Score:3

Force Windows 10 to load group policy from registry

za flag

I would like to apply several group policies (for data protection purposes) on various Windows 10 machines from time to time. The target machines are running with various Windows 10 version (Home, EDU, Pro, ...). Therefore, I have a registry export file (.reg) containing the registry keys for the corresponding GPO settings. I distribute this file to the target machines and import them there. Until some time ago, these settings have been applied after a reboot.

However, for some time (I can't tell you exactly) Windows seems to ignore this. When I import the registry file, the GPO change is not visible in the GPO editor and not applied. However, when I set the corresponding setting manually in the GPO editor, the registry key gets set.

I've tried to use "gpupdate /Force" already. However, it doesn't help.

How can I apply group policies using the registry?

Score:8
cn flag

Fiddling with registry keys is not healthy for group policies, instead, you should take a look at LGPO, this is a tool to export policy settings and import them. Then, Windows will create the appropriate registry keys.

Short description is available here: https://techcommunity.microsoft.com/t5/microsoft-security-baselines/lgpo-exe-local-group-policy-object-utility-v1-0/ba-p/701045

and the tool is available in lgpo.zip, part of the Security Compliance Toolkit, here: https://www.microsoft.com/en-us/download/details.aspx?id=55319

[...]Features

  • Import settings into local group policy from GPO backups or from individual policy component files, including Registry Policy (registry.pol), security templates, and advanced auditing CSV files.

  • Export local policy to a GPO backup.

  • Parse a Registry Policy (registry.pol) file to readable "LGPO text" directly to the console or redirected to a file which can edited and imported into local policy.

  • Build a new Registry Policy (registry.pol) file from "LGPO text".

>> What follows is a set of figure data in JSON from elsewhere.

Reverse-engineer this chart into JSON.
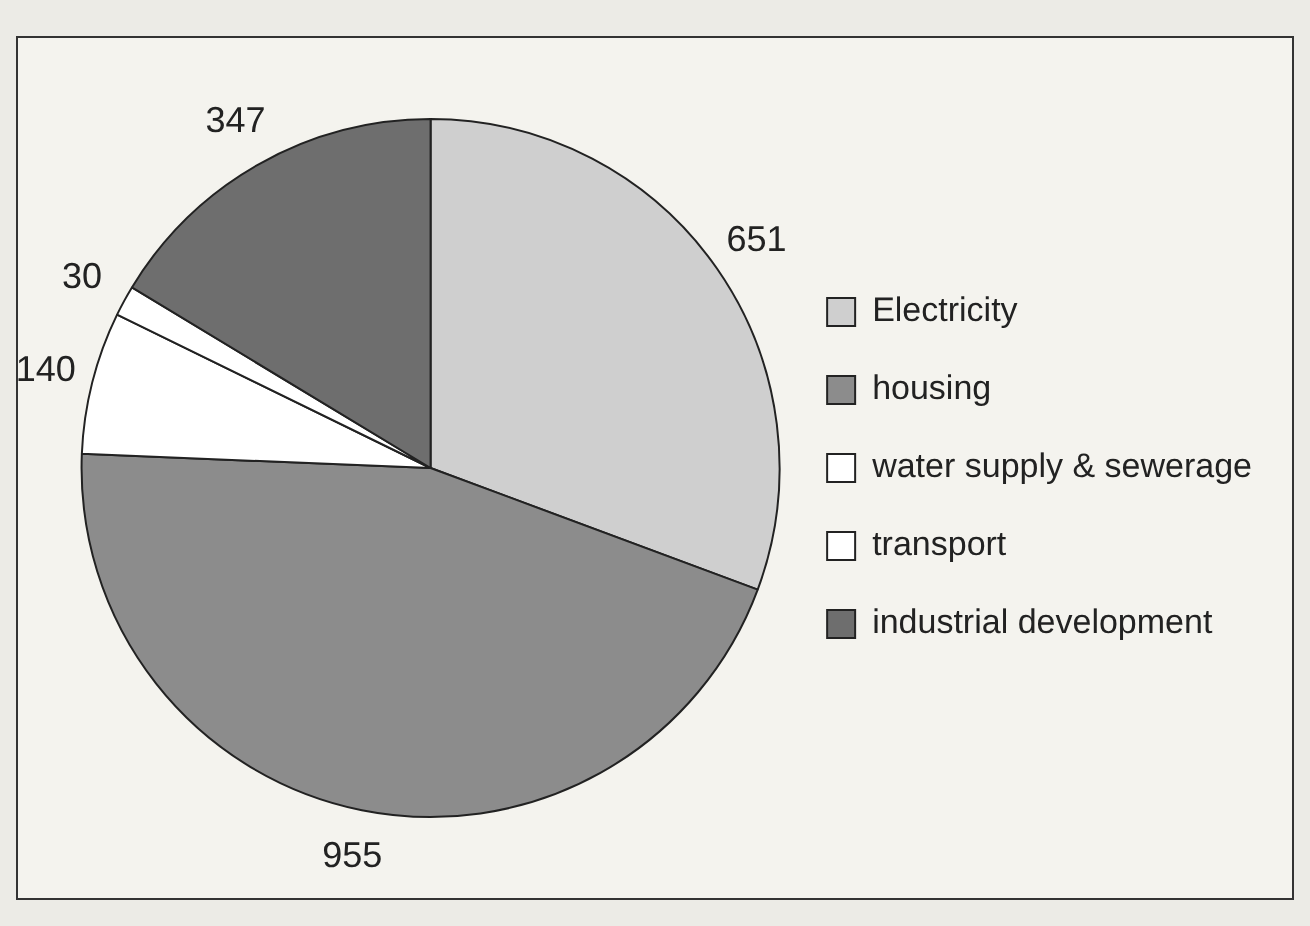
{
  "chart_data": {
    "type": "pie",
    "categories": [
      "Electricity",
      "housing",
      "water supply & sewerage",
      "transport",
      "industrial development"
    ],
    "values": [
      651,
      955,
      140,
      30,
      347
    ],
    "colors": [
      "#cfcfcf",
      "#8c8c8c",
      "#ffffff",
      "#ffffff",
      "#6e6e6e"
    ],
    "data_labels": true,
    "legend": "right"
  }
}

  • Enable group policy client side extensions for local policy processing.

[...]

Basically, the idea is to set the policies you want on a computer, then run lgpo.exe /b <backup_path> and import this on another computer lgpo /g <import_path>

Daniel avatar
in flag
You can also use LGPO to apply group policies from command line. No need to backup and import. You'd have to see the documentation on how this works. I don't have the parameter at hand.